Remember, all relationships are about the long haul, so don’t expect me to respond to your once-a-year efforts. Connect with me often and make me care through your stories. Oh, and your stories shouldn’t be about you. They should be about your results and how that affects me.
2. Spending money isn’t a bad thing. In today’s competitive market, nonprofits need a professionally produced Web presence, a CRM/database system that allows you to segment, track and manage your audiences and other communication tools. But, every single nonprofit that I’ve been a part of suffers from the “we can’t spend a dime; we’ll just make due” syndrome. That’s shortsighted.

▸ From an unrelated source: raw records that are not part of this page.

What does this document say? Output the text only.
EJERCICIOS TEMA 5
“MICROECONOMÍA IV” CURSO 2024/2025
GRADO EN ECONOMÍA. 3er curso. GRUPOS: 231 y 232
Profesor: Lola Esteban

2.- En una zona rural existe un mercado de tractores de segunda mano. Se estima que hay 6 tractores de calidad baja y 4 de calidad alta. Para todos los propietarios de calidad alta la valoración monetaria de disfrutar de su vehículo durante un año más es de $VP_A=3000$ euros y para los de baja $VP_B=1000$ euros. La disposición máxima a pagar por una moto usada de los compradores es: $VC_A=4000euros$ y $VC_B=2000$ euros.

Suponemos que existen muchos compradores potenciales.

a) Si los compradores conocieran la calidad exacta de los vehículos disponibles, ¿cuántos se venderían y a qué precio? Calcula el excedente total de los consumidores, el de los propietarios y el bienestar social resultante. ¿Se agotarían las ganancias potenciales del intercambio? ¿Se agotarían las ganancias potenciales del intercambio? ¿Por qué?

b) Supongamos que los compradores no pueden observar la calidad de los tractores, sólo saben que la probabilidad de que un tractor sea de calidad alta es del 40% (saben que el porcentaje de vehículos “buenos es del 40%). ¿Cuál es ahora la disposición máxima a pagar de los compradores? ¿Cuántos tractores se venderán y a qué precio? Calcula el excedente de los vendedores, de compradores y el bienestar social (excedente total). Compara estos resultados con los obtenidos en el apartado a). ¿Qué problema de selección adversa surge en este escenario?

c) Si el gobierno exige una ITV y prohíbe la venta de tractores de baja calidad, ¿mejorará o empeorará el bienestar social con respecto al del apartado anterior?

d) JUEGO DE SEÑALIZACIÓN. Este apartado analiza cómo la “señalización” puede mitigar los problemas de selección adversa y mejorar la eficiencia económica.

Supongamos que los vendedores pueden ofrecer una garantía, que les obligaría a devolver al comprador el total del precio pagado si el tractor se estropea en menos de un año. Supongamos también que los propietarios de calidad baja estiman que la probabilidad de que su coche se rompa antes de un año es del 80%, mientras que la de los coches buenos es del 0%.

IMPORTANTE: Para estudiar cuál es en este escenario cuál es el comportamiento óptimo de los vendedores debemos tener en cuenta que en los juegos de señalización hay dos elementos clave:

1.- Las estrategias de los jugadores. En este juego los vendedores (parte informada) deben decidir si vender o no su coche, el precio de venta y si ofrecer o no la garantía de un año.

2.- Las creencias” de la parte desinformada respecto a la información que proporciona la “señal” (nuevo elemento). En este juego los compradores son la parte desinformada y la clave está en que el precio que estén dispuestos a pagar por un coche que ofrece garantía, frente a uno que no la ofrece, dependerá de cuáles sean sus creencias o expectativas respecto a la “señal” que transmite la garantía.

I get that you need to be judicious with your donors’ dollars. So spend wisely. But spend. Otherwise, your efforts will fall short every time. The right tools will help you increase your engagement and donations and will quickly pay for themselves.
3. Your event isn’t just an event. Every fundraising event you hold (and there shouldn’t be too many) should tell me a lot about your work and be unique to your organization. Your signature event is the perfect place to connect me to your mission, not just raise money.
Better than just telling me, give me a hands-on experience. It could be as simple as writing a note of encouragement to a disadvantaged girl to ripping up sheets and towels to make animal bedding. Let me be a part of your solution.
You sell the perfect product: hope, second chances and a better world. Tell us more about that.